When times get tough, one can either give up, or fight back.

“My dad used to tell me, when you lose an account, go in the corner and cry for five minutes,” says Brahms. “Then go open three more.”

In 2009, Brahms applied this anecdote to his company. The recession was causing business to shrink: current customers were either purchasing fewer products, ordering less expensive alternatives or closing their doors. In order for Armchem to persevere, sales reps were going to have to reach new customers — a lot of them.

“Veteran sales reps are usually gun-shy about opening new business; they prefer to just take re-orders,” says Brahms. “I had to figure out how to get veteran reps stimulated to get new orders.”

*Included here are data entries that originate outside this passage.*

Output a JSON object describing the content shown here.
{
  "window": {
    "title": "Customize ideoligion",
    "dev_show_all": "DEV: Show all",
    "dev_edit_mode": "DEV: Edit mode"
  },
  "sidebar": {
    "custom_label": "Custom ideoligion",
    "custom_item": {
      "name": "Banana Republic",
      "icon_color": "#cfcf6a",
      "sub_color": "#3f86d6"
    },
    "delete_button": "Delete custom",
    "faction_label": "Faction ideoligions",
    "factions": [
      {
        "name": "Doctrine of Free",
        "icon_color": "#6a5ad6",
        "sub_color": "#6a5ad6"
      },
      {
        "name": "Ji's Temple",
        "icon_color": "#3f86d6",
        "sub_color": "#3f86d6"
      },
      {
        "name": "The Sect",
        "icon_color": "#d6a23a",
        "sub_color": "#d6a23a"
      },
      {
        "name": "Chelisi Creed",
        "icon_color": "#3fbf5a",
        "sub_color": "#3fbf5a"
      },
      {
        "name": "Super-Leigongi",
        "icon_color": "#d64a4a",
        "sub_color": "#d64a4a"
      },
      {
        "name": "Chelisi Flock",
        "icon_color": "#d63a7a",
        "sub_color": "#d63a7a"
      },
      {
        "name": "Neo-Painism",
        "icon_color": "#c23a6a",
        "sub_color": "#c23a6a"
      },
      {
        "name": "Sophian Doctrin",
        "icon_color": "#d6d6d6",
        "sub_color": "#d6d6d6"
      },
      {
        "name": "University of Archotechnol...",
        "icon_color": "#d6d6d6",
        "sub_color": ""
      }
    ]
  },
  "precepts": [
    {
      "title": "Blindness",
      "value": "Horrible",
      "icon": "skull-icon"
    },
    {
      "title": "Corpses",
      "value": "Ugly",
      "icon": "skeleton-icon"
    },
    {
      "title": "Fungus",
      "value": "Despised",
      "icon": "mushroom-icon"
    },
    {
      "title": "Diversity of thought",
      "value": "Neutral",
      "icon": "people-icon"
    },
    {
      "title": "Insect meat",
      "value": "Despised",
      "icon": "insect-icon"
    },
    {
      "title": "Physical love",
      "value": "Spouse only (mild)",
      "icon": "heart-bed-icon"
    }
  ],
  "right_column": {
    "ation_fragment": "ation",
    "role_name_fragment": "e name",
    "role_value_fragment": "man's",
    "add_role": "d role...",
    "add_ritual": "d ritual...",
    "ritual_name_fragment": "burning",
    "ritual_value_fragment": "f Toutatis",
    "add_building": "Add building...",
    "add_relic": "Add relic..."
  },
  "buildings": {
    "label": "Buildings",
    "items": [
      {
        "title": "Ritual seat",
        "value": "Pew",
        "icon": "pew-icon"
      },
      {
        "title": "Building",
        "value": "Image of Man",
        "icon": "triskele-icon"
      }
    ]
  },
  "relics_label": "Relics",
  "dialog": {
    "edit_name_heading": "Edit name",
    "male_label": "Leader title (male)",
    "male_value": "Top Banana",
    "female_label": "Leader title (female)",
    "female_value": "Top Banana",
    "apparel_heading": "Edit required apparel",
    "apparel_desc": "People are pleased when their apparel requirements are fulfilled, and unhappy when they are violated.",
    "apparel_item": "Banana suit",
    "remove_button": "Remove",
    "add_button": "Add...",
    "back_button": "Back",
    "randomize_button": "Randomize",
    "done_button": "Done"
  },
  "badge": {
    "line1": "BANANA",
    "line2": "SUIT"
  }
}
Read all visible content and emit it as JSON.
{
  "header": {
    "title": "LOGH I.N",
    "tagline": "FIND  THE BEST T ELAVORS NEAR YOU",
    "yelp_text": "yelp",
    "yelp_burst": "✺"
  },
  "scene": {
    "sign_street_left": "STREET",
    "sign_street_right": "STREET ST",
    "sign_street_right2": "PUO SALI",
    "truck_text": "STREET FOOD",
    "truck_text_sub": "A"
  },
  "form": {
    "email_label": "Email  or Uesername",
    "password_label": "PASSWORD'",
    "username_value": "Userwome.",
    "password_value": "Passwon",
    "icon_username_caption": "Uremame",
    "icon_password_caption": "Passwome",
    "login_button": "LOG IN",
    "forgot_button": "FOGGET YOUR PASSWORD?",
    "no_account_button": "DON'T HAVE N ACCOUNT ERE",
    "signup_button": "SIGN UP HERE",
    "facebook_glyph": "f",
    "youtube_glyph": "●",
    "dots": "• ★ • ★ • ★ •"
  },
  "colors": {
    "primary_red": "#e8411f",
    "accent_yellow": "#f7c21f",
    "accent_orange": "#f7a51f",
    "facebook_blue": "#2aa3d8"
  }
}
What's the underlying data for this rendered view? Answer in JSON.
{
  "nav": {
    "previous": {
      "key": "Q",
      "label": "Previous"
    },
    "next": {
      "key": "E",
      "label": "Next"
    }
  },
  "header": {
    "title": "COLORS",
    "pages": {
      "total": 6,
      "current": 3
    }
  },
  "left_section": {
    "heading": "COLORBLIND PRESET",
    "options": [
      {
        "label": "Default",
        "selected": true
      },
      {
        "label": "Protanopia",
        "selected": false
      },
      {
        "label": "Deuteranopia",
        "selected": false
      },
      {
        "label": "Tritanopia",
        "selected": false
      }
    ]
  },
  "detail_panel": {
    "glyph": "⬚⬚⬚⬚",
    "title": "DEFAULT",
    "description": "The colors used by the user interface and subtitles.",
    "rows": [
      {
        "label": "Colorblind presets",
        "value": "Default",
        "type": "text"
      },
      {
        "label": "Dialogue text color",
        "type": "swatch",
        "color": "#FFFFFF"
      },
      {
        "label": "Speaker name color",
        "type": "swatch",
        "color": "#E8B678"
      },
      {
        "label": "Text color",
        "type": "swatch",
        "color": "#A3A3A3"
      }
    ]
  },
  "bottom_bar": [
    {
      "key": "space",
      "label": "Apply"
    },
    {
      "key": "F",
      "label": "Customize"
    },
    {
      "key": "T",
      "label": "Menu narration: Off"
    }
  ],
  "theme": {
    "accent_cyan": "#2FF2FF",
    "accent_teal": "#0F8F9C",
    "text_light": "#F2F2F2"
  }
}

The solution was to start a lead generation program for the veteran reps. Armchem hired four full-time employees to set sales appointments. These employees focused on prospective business from the industries prospering despite the recession — government, healthcare and education — and passed along any leads to the sales reps. An entire month’s worth of appointments were written out on a giant calendar in the office filling every working hour of the day.

Brahms even went out with the reps to show them it was still possible to land new business in a difficult economy. Even today he keeps his sample bag handy in case he needs to prove a sale can be made.

“Just make the call,” says Brahms. “Don’t worry about the economy. There’s always business if you just make the call.”

During the recession, Brahms advised reps not to get hung-up on the state of the economy. He encouraged them not to pay attention to the headlines, just to focus on the positive. If reps are worried or negative, sales will suffer, he says.

“People have to know you are strong in a bad economy,” says Brahms.  “Customers perceive weakness. And if they think you are weak, they’ll think you offer inferior products.”

Besides showing clients that business was good, Brahms felt it imperative that his employees knew the company was committed to a better future. Brahms upgraded and refurnished the offices, invested in more training opportunities and implemented paperless office technology. Perhaps most important was the investment in people. Armchem didn’t layoff a single employee due to the economy; on the contrary, they added staff.